Even though Republican presidential hopeful Mitt Romney lost the election on Tuesday, good things can come from his candidacy, says Jets nose tackle Sione Pouha.

 

Pouha, a Mormon who completed a mission after high school on behalf of the Church of Jesus Christ of Latter-day Saints, did vote on Tuesday but he said the greatest impact for his faith isn’t made by presidential candidates. Rather, he said that his often misunderstood Mormon faith is best presented by individual acts of charity and kindness.

 

“It is way better for me to go help someone and them say because of that, ‘Oh, Sione, he’s a Mormon,’” Pouha told Metro. “I think that’s the most effective way for someone to know you’re part of the Church of Jesus Christ of Latter-day Saints — to help others.”

 

The faith is often ostracized and Romeny shared that uphill battle in his losing bid for the White House. A Gallup poll this past June showed that 18 percent of Americans would be unwilling to vote for a qualified presidential candidate who was Mormon, up one percentage point from the view held on that topic in 1967.

 

That view also includes the church frequently being associated with polygamy, a practice it outlawed in 1890 in order to achieve statehood for Utah.
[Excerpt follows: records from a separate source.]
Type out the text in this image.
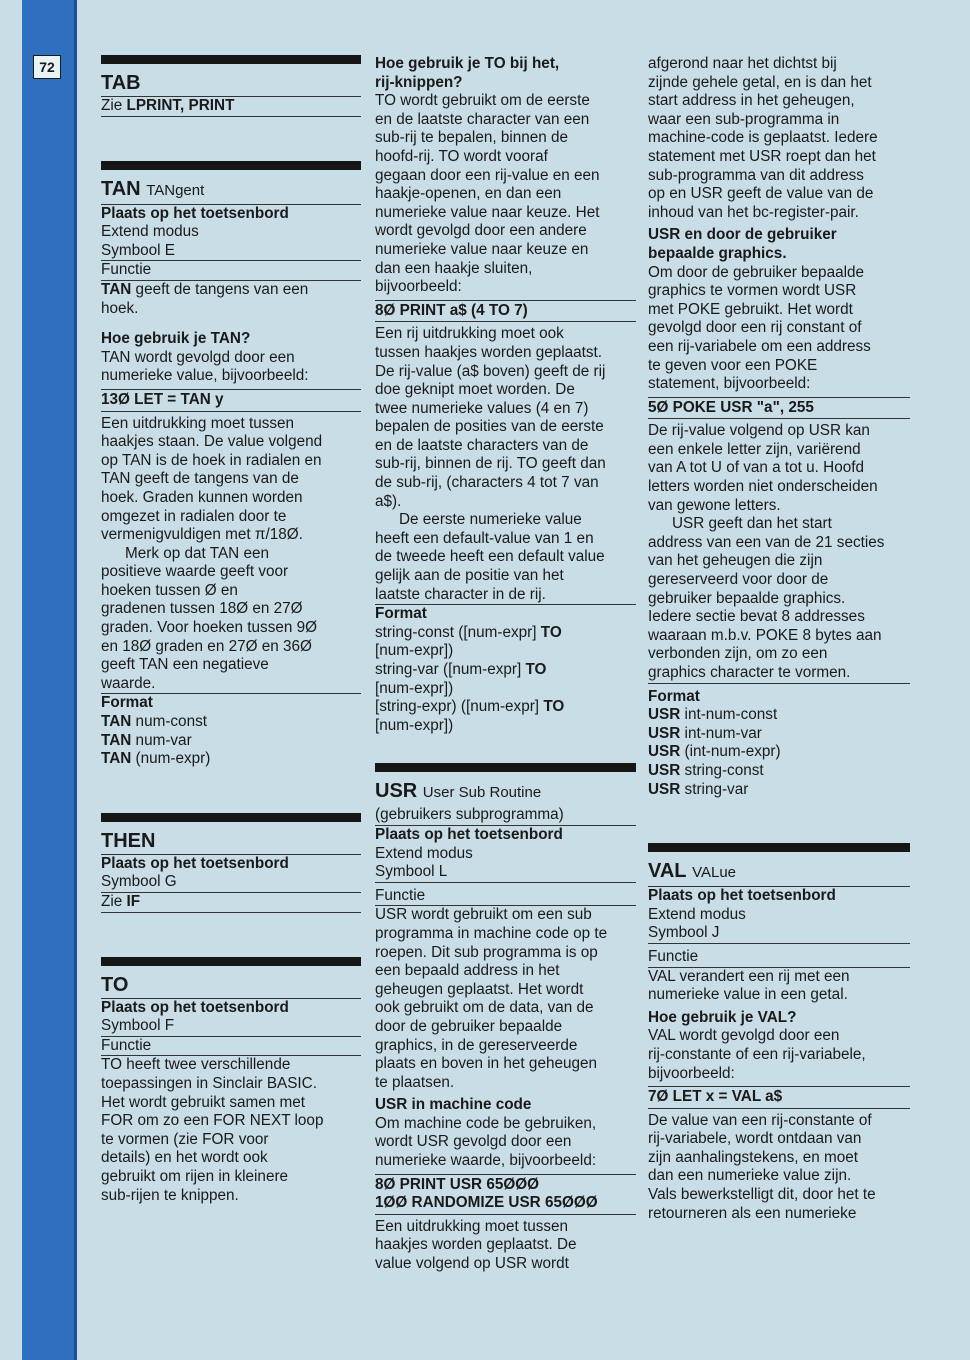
72
TAB
Zie LPRINT, PRINT
TAN TANgent
Plaats op het toetsenbord
Extend modus
Symbool E
Functie
TAN geeft de tangens van een
hoek.
Hoe gebruik je TAN?
TAN wordt gevolgd door een
numerieke value, bijvoorbeeld:
13Ø LET = TAN y
Een uitdrukking moet tussen
haakjes staan. De value volgend
op TAN is de hoek in radialen en
TAN geeft de tangens van de
hoek. Graden kunnen worden
omgezet in radialen door te
vermenigvuldigen met π/18Ø.
Merk op dat TAN een
positieve waarde geeft voor
hoeken tussen Ø en
gradenen tussen 18Ø en 27Ø
graden. Voor hoeken tussen 9Ø
en 18Ø graden en 27Ø en 36Ø
geeft TAN een negatieve
waarde.
Format
TAN num-const
TAN num-var
TAN (num-expr)
THEN
Plaats op het toetsenbord
Symbool G
Zie IF
TO
Plaats op het toetsenbord
Symbool F
Functie
TO heeft twee verschillende
toepassingen in Sinclair BASIC.
Het wordt gebruikt samen met
FOR om zo een FOR NEXT loop
te vormen (zie FOR voor
details) en het wordt ook
gebruikt om rijen in kleinere
sub-rijen te knippen.
Hoe gebruik je TO bij het,
rij-knippen?
TO wordt gebruikt om de eerste
en de laatste character van een
sub-rij te bepalen, binnen de
hoofd-rij. TO wordt vooraf
gegaan door een rij-value en een
haakje-openen, en dan een
numerieke value naar keuze. Het
wordt gevolgd door een andere
numerieke value naar keuze en
dan een haakje sluiten,
bijvoorbeeld:
8Ø PRINT a$ (4 TO 7)
Een rij uitdrukking moet ook
tussen haakjes worden geplaatst.
De rij-value (a$ boven) geeft de rij
doe geknipt moet worden. De
twee numerieke values (4 en 7)
bepalen de posities van de eerste
en de laatste characters van de
sub-rij, binnen de rij. TO geeft dan
de sub-rij, (characters 4 tot 7 van
a$).
De eerste numerieke value
heeft een default-value van 1 en
de tweede heeft een default value
gelijk aan de positie van het
laatste character in de rij.
Format
string-const ([num-expr] TO
[num-expr])
string-var ([num-expr] TO
[num-expr])
[string-expr) ([num-expr] TO
[num-expr])
USR User Sub Routine
(gebruikers subprogramma)
Plaats op het toetsenbord
Extend modus
Symbool L
Functie
USR wordt gebruikt om een sub
programma in machine code op te
roepen. Dit sub programma is op
een bepaald address in het
geheugen geplaatst. Het wordt
ook gebruikt om de data, van de
door de gebruiker bepaalde
graphics, in de gereserveerde
plaats en boven in het geheugen
te plaatsen.
USR in machine code
Om machine code be gebruiken,
wordt USR gevolgd door een
numerieke waarde, bijvoorbeeld:
8Ø PRINT USR 65ØØØ
1ØØ RANDOMIZE USR 65ØØØ
Een uitdrukking moet tussen
haakjes worden geplaatst. De
value volgend op USR wordt
afgerond naar het dichtst bij
zijnde gehele getal, en is dan het
start address in het geheugen,
waar een sub-programma in
machine-code is geplaatst. Iedere
statement met USR roept dan het
sub-programma van dit address
op en USR geeft de value van de
inhoud van het bc-register-pair.
USR en door de gebruiker
bepaalde graphics.
Om door de gebruiker bepaalde
graphics te vormen wordt USR
met POKE gebruikt. Het wordt
gevolgd door een rij constant of
een rij-variabele om een address
te geven voor een POKE
statement, bijvoorbeeld:
5Ø POKE USR "a", 255
De rij-value volgend op USR kan
een enkele letter zijn, variërend
van A tot U of van a tot u. Hoofd
letters worden niet onderscheiden
van gewone letters.
USR geeft dan het start
address van een van de 21 secties
van het geheugen die zijn
gereserveerd voor door de
gebruiker bepaalde graphics.
Iedere sectie bevat 8 addresses
waaraan m.b.v. POKE 8 bytes aan
verbonden zijn, om zo een
graphics character te vormen.
Format
USR int-num-const
USR int-num-var
USR (int-num-expr)
USR string-const
USR string-var
VAL VALue
Plaats op het toetsenbord
Extend modus
Symbool J
Functie
VAL verandert een rij met een
numerieke value in een getal.
Hoe gebruik je VAL?
VAL wordt gevolgd door een
rij-constante of een rij-variabele,
bijvoorbeeld:
7Ø LET x = VAL a$
De value van een rij-constante of
rij-variabele, wordt ontdaan van
zijn aanhalingstekens, en moet
dan een numerieke value zijn.
Vals bewerkstelligt dit, door het te
retourneren als een numerieke
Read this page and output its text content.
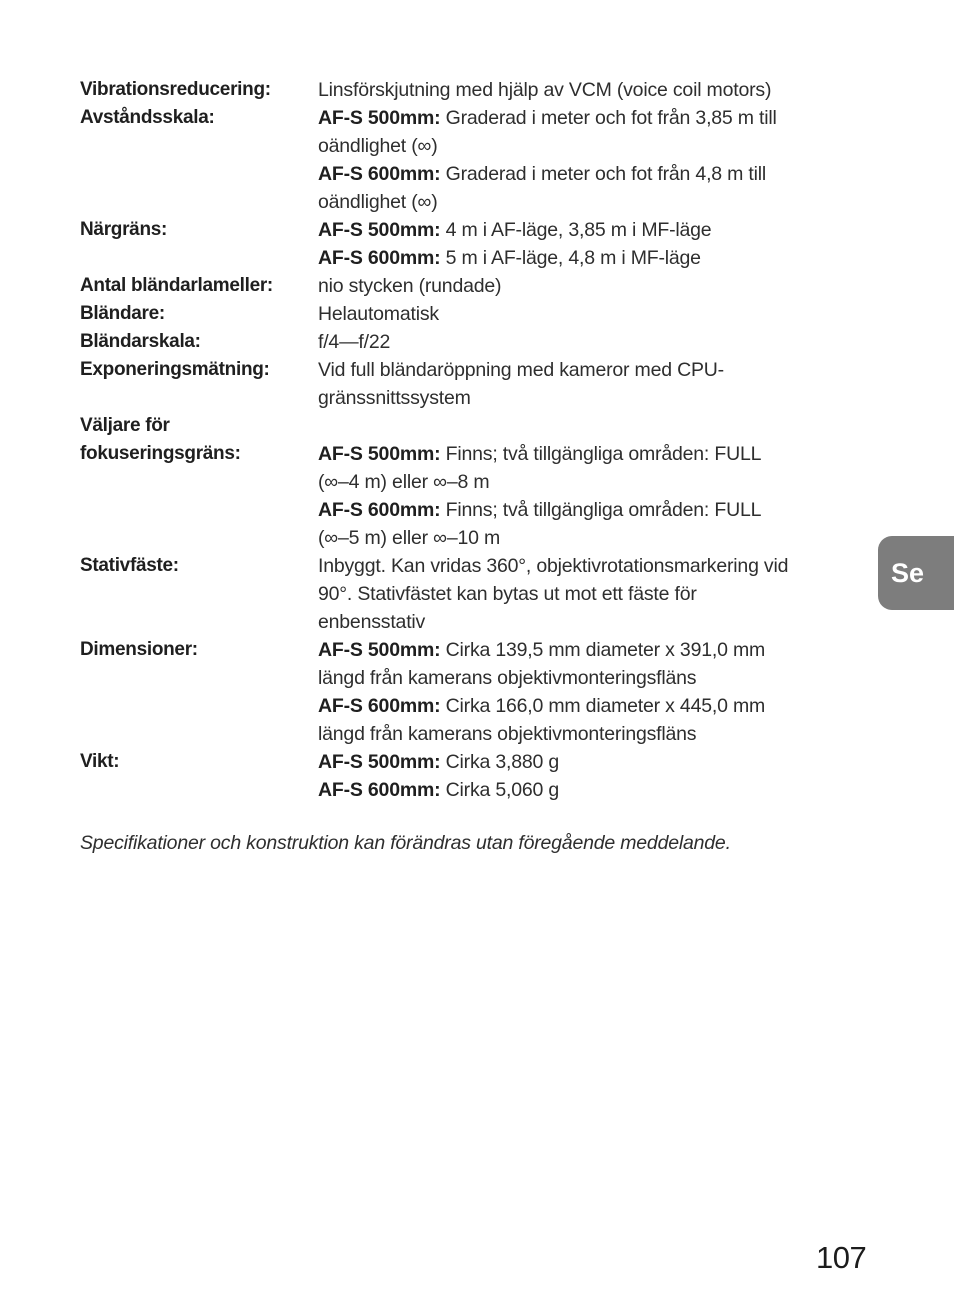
Vibrationsreducering:	Linsförskjutning med hjälp av VCM (voice coil motors)
Avståndsskala:	AF-S 500mm: Graderad i meter och fot från 3,85 m till
oändlighet (∞)
AF-S 600mm: Graderad i meter och fot från 4,8 m till
oändlighet (∞)
Närgräns:	AF-S 500mm: 4 m i AF-läge, 3,85 m i MF-läge
AF-S 600mm: 5 m i AF-läge, 4,8 m i MF-läge
Antal bländarlameller:	nio stycken (rundade)
Bländare:	Helautomatisk
Bländarskala:	f/4—f/22
Exponeringsmätning:	Vid full bländaröppning med kameror med CPU-
gränssnittssystem
Väljare för
fokuseringsgräns:	AF-S 500mm: Finns; två tillgängliga områden: FULL
(∞–4 m) eller ∞–8 m
AF-S 600mm: Finns; två tillgängliga områden: FULL
(∞–5 m) eller ∞–10 m
Stativfäste:	Inbyggt. Kan vridas 360°, objektivrotationsmarkering vid
90°. Stativfästet kan bytas ut mot ett fäste för
enbensstativ
Dimensioner:	AF-S 500mm: Cirka 139,5 mm diameter x 391,0 mm
längd från kamerans objektivmonteringsfläns
AF-S 600mm: Cirka 166,0 mm diameter x 445,0 mm
längd från kamerans objektivmonteringsfläns
Vikt:	AF-S 500mm: Cirka 3,880 g
AF-S 600mm: Cirka 5,060 g

Specifikationer och konstruktion kan förändras utan föregående meddelande.

Se
107
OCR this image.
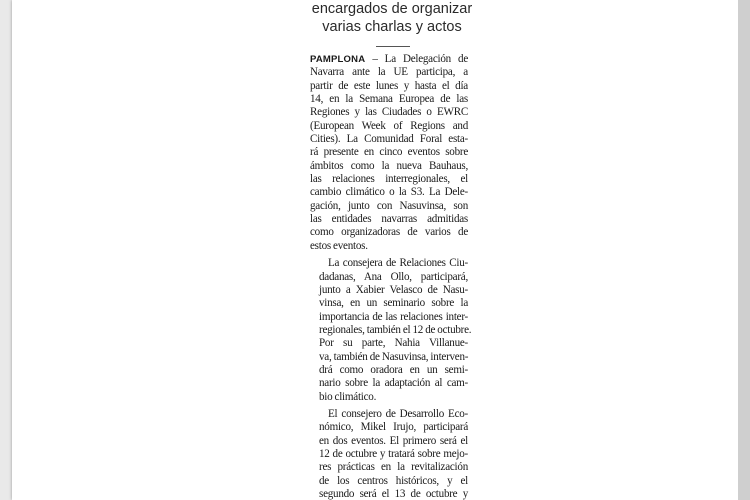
encargados de organizar
varias charlas y actos

PAMPLONA – La Delegación de
Navarra ante la UE participa, a
partir de este lunes y hasta el día
14, en la Semana Europea de las
Regiones y las Ciudades o EWRC
(European Week of Regions and
Cities). La Comunidad Foral esta-
rá presente en cinco eventos sobre
ámbitos como la nueva Bauhaus,
las relaciones interregionales, el
cambio climático o la S3. La Dele-
gación, junto con Nasuvinsa, son
las entidades navarras admitidas
como organizadoras de varios de
estos eventos.

La consejera de Relaciones Ciu-
dadanas, Ana Ollo, participará,
junto a Xabier Velasco de Nasu-
vinsa, en un seminario sobre la
importancia de las relaciones inter-
regionales, también el 12 de octubre.
Por su parte, Nahia Villanue-
va, también de Nasuvinsa, interven-
drá como oradora en un semi-
nario sobre la adaptación al cam-
bio climático.

El consejero de Desarrollo Eco-
nómico, Mikel Irujo, participará
en dos eventos. El primero será el
12 de octubre y tratará sobre mejo-
res prácticas en la revitalización
de los centros históricos, y el
segundo será el 13 de octubre y
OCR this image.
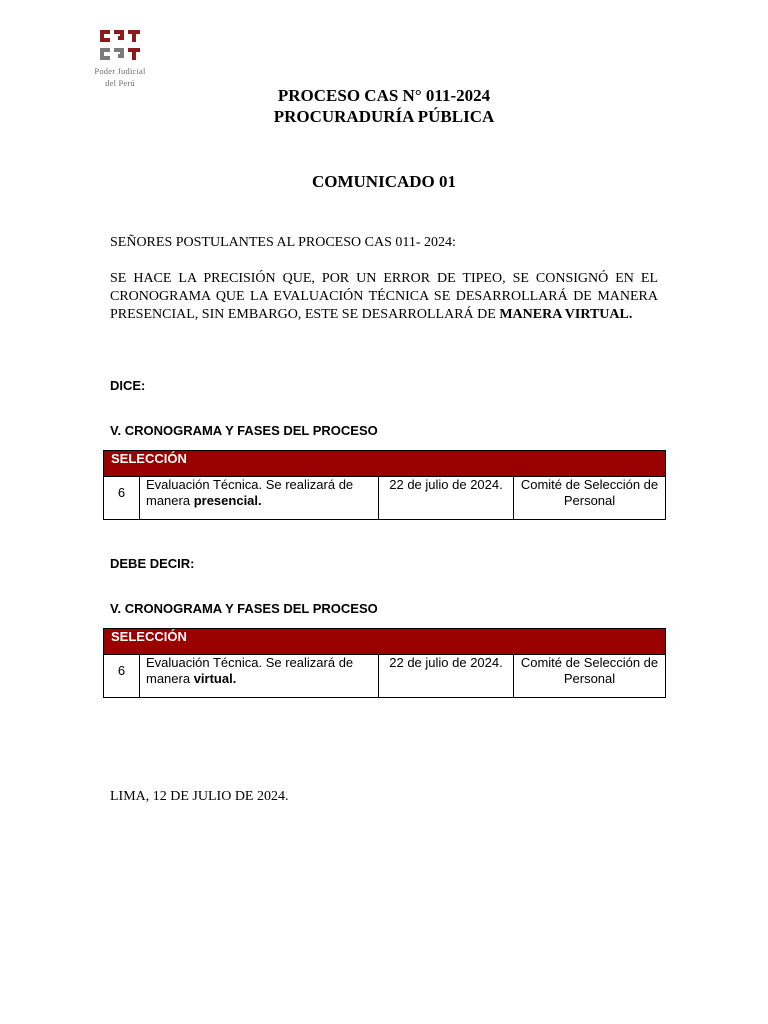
Poder Judicial
del Perú
PROCESO CAS N° 011-2024
PROCURADURÍA PÚBLICA
COMUNICADO 01
SEÑORES POSTULANTES AL PROCESO CAS 011- 2024:
SE HACE LA PRECISIÓN QUE, POR UN ERROR DE TIPEO, SE CONSIGNÓ EN EL CRONOGRAMA QUE LA EVALUACIÓN TÉCNICA SE DESARROLLARÁ DE MANERA PRESENCIAL, SIN EMBARGO, ESTE SE DESARROLLARÁ DE MANERA VIRTUAL.
DICE:
V. CRONOGRAMA Y FASES DEL PROCESO
SELECCIÓN

6	Evaluación Técnica. Se realizará de manera presencial.	22 de julio de 2024.	Comité de Selección de Personal
DEBE DECIR:
V. CRONOGRAMA Y FASES DEL PROCESO
SELECCIÓN

6	Evaluación Técnica. Se realizará de manera virtual.	22 de julio de 2024.	Comité de Selección de Personal
LIMA, 12 DE JULIO DE 2024.
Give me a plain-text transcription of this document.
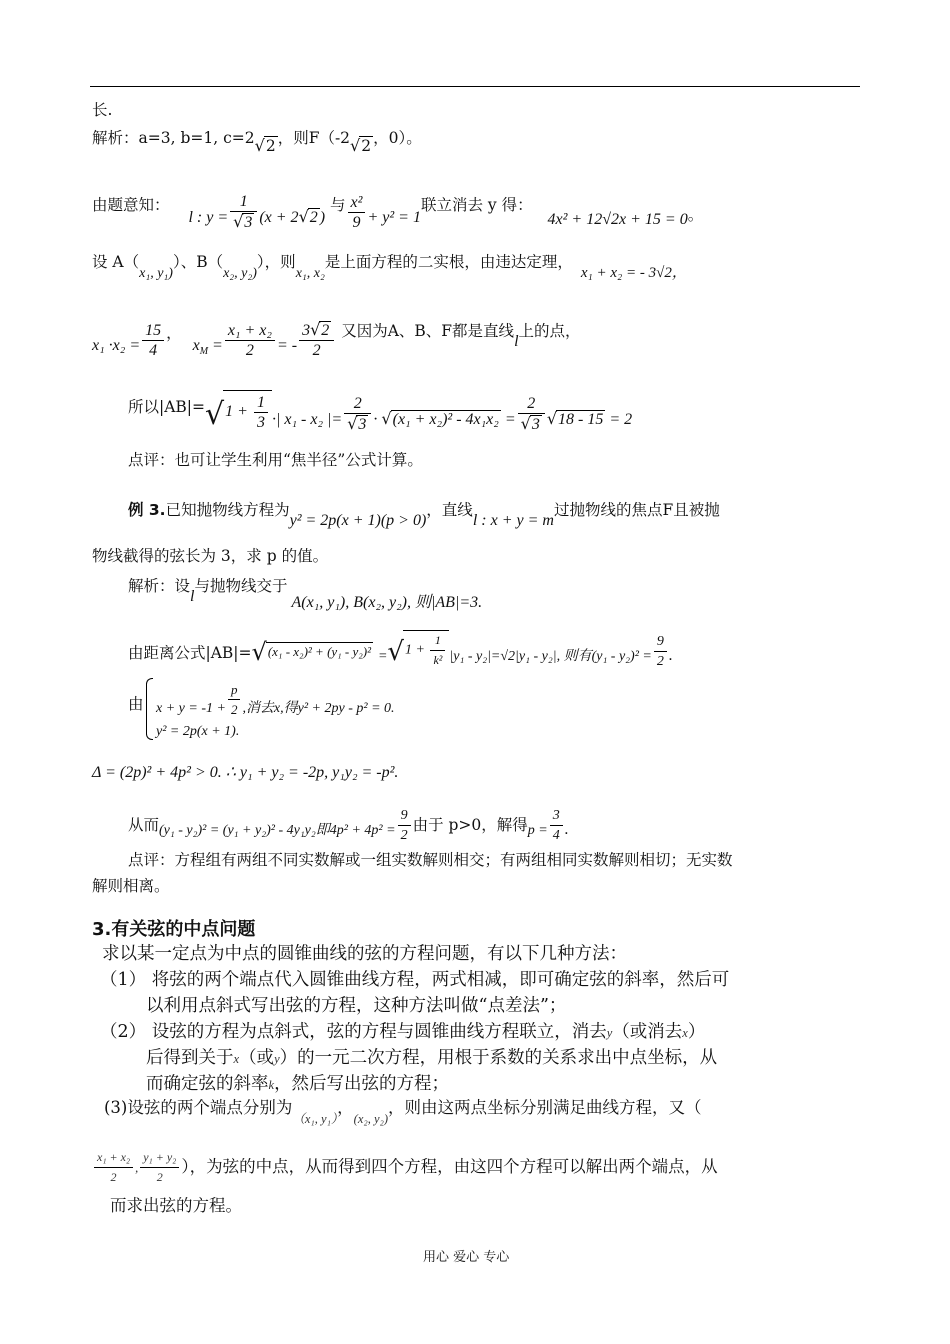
长.
解析：a=3, b=1, c=2√2 ，则F（-2√2 ，0）。
由题意知： l : $y = \frac{1}{√3} (x + 2√2$ ) 与 $\frac{\text{x²}}{9} + y^2 = 1$联立消去 y 得： 4x² + 12√2x + 15 = 0。
设 A（x₁, y₁)）、B（x₂, y₂)），则x₁, x₂是上面方程的二实根，由违达定理，x₁ + x₂ = - 3√2，
$x_1 \cdot x_2 = \frac{15}{4}$ ， $x_M = \frac{\text{x₁ + x₂}}{2}$ = - $\frac{3√2}{2}$ 又因为A、B、F都是直线l上的点，
所以$|AB|=√1 + \frac{1}{3}$ ·| x₁ - x₂ |= $\frac{2}{√3} \cdot √(x_1 + x_2)^2 - 4x_1x_2 = \frac{2}{√3} √18 - 15 = 2$
点评：也可让学生利用“焦半径”公式计算。
例 3.已知抛物线方程为y² = 2p(x + 1)(p > 0)，直线l : x + y = m过抛物线的焦点F且被抛
物线截得的弦长为 3，求 p 的值。
解析：设l与抛物线交于A(x₁, y₁), B(x₂, y₂), 则|AB|=3.
由距离公式$|AB|=√(x_1 - x_2)^2 + (y_1 - y_2)^2 =√1 + \frac{1}{\text{k²}} |y_1 - y_2|=√2|y_1 - y_2|$, 则有$(y_1 - y_2)^2 = \frac{9}{2}$ .
由 $x + y = -1 + \frac{p}{2}$ ,消去x,得y² + 2py - p² = 0.
y² = 2p(x + 1).
Δ = (2p)² + 4p² > 0. ∴ y₁ + y₂ = -2p, y₁y₂ = -p².
从而(y₁ - y₂)² = (y₁ + y₂)² - 4y₁y₂即$4p^2 + 4p^2 = \frac{9}{2}$ 由于 p>0，解得$p = \frac{3}{4}$ .
点评：方程组有两组不同实数解或一组实数解则相交；有两组相同实数解则相切；无实数
解则相离。
3.有关弦的中点问题
求以某一定点为中点的圆锥曲线的弦的方程问题，有以下几种方法：
（1） 将弦的两个端点代入圆锥曲线方程，两式相减，即可确定弦的斜率，然后可
以利用点斜式写出弦的方程，这种方法叫做“点差法”；
（2） 设弦的方程为点斜式，弦的方程与圆锥曲线方程联立，消去y（或消去x）
后得到关于x（或y）的一元二次方程，用根于系数的关系求出中点坐标，从
而确定弦的斜率k，然后写出弦的方程；
(3)设弦的两个端点分别为$_{(x_1, y_1)}$，$_{(x_2, y_2)}$，则由这两点坐标分别满足曲线方程，又（
$\frac{\text{x₁ + x₂}}{2}$ , $\frac{\text{y₁ + y₂}}{2}$ ），为弦的中点，从而得到四个方程，由这四个方程可以解出两个端点，从
而求出弦的方程。
用心 爱心 专心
But popular culture continues to link the practice with the church, as popularized in the HBO series “Big Love” about a dramatized polygamist household in Utah.

For Pouha, the candidacy of Romney did serve to show a different side of the faith he holds dear, even as he maintained that the everyday practicality of the faith must shine through.

“I think doing something for your fellow man is just as important as the exposure brought by Gov. Romney. I know he holds the faith very strong and contributing and following the word and that is great for others to see,” Pouha said. “It does give an eye to the faith, but I also think it serves a better purpose to do something good for your fellow man and show it that way too.”

He did not say who he voted for, but Tuesday’s election was still a poignant one for Pouha.

“The thing I was proudest of the most was the process of how this country was able to select a president in such a peaceful, respectable way,” Pouha said. “I was more proud to be an American [and] that we could go out there and research and find your candidate and vote. That was really awesome to me.”